Araucaria mirabilis

Araucaria mirabilis Temporal range: Jurassic-Late Jurassic, 164.7–155.7  Ma PreꞒ Ꞓ O S D C P T J K Pg N
Fossilized branch and cones of Araucaria mirabilis from Cerro Cuadrado, Patagonia, Argentina
Petrified Araucaria mirabilis cones from the Paläontologisches Museum München
Scientific classification
Kingdom:	Plantae
Clade:	Tracheophytes
Clade:	Gymnospermae
Division:	Pinophyta
Class:	Pinopsida
Order:	Araucariales
Family:	Araucariaceae
Genus:	Araucaria
Species:	†A. mirabilis
Binomial name
†Araucaria mirabilis (Spegazzini) Windhausen (1924)
Location of the Cerro Cuadrado Petrified Forest in Patagonia, Argentina
Synonyms [1] [2]
Araucaria windhauseni Gothan Araucarites mirabilisSpegazzini Proaraucaria elongata Wieland Proaraucaria mirabilis(Speg.) Wieland Proaraucaria mirabilis var. minima Wieland Proaraucaria patagonica Wieland

Araucaria mirabilis is an extinct species of coniferous tree from Patagonia, Argentina. It belongs to the genus Araucaria .

A. mirabilis are known from large amounts of very well preserved silicified wood and cones from the Cerro Cuadrado Petrified Forest, including tree trunks that reached 100 m (330 ft) in height in life. The site was buried by a volcanic eruption during the Middle Jurassic, approximately 160 million years ago.

Discovery

Fossils of Araucaria mirabilis are found in great abundance in the Cerro Cuadrado Petrified Forest of Patagonia, Argentina. ^{[3] [4]} They were the dominant species of a forest buried by a volcanic eruption about 160 million years ago. ^[5]

The petrified forests of A. mirabilis were first discovered in 1919 by the German-Argentinean botanist Anselmo Windhausen. Noting that petrified cones were being kept as souvenirs by local farmers in the area, he explored the region and discovered the site of the petrified forests in 1923. He sent the specimens he collected to the German botanist Walther Gothan in Berlin in 1924. Gothan named them Araucaria windhauseni in honor of Windhausen in 1925. ^[2]

However, the Italian-Argentinean botanist Carlo Luigi Spegazzini had also acquired specimens from the petrified forest from various sources. He tentatively identified the specimens as Araucarites mirabilis in 1924. ^[2]

An American paleontological expedition led by Elmer S. Riggs (1923–1924) of the Field Museum of Natural History also discovered the petrified forests.

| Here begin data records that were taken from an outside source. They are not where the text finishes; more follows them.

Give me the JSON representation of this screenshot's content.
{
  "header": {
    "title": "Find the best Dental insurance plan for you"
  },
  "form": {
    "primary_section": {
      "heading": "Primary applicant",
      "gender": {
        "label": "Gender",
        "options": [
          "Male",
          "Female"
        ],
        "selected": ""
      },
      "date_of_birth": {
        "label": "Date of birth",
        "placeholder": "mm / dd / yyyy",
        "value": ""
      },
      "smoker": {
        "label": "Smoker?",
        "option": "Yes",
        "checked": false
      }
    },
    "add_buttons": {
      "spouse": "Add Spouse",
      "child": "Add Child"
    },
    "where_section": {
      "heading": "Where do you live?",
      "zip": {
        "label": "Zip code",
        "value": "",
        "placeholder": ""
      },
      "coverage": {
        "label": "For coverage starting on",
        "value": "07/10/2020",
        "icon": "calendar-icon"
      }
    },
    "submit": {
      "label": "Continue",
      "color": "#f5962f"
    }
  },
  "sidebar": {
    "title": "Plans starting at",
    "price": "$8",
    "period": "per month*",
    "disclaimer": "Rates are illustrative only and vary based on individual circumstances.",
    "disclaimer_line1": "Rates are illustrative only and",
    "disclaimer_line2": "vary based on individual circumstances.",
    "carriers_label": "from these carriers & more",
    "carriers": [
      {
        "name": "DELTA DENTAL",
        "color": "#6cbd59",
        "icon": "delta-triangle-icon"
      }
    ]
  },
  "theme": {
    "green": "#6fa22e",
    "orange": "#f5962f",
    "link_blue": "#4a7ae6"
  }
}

The numerous specimens Riggs collected (who identified them as Araucaria) were later described by the American paleontologist and paleobotanist George Reber Wieland as Proaraucaria elongata (1929), Proaraucaria mirabilis (1935), and Proaraucaria patagonica (1935). Wieland and Gothan interpreted the absence of separate petrified seeds as evidence that the cones did not shed their scales at the final growth year. This was originally stated by Wieland as a justification for its classification under a new genus Proaraucaria. ^[2]

An amended description was published by the Scottish paleobotanist Mary Gordon Calder in 1953. Calder questioned the conclusions of Wieland and Gothan. She also discarded the earlier classification of Spegazzini of Araucarites . The latter is a form genus, usually used for incomplete plant fossil specimens that resemble Araucaria but lack enough preserved details for more accurate classifications. Citing striking similarities with the extant Araucaria bidwillii , Calder reclassified the specimens as Araucaria mirabilis. ^[2]

Taxonomy and nomenclature

Araucaria mirabilis belongs to the genus Araucaria . It is classified under the family Araucariaceae of the order Pinales. Its has previously been assigned to the section Bunya of Araucaria, which contains the living Australian bunya-bunya ( Araucaria bidwillii ). ^{[6] [7]} However, this has subsequently been questioned, with other studies finding it to have a basal position within Araucaria. ^[8]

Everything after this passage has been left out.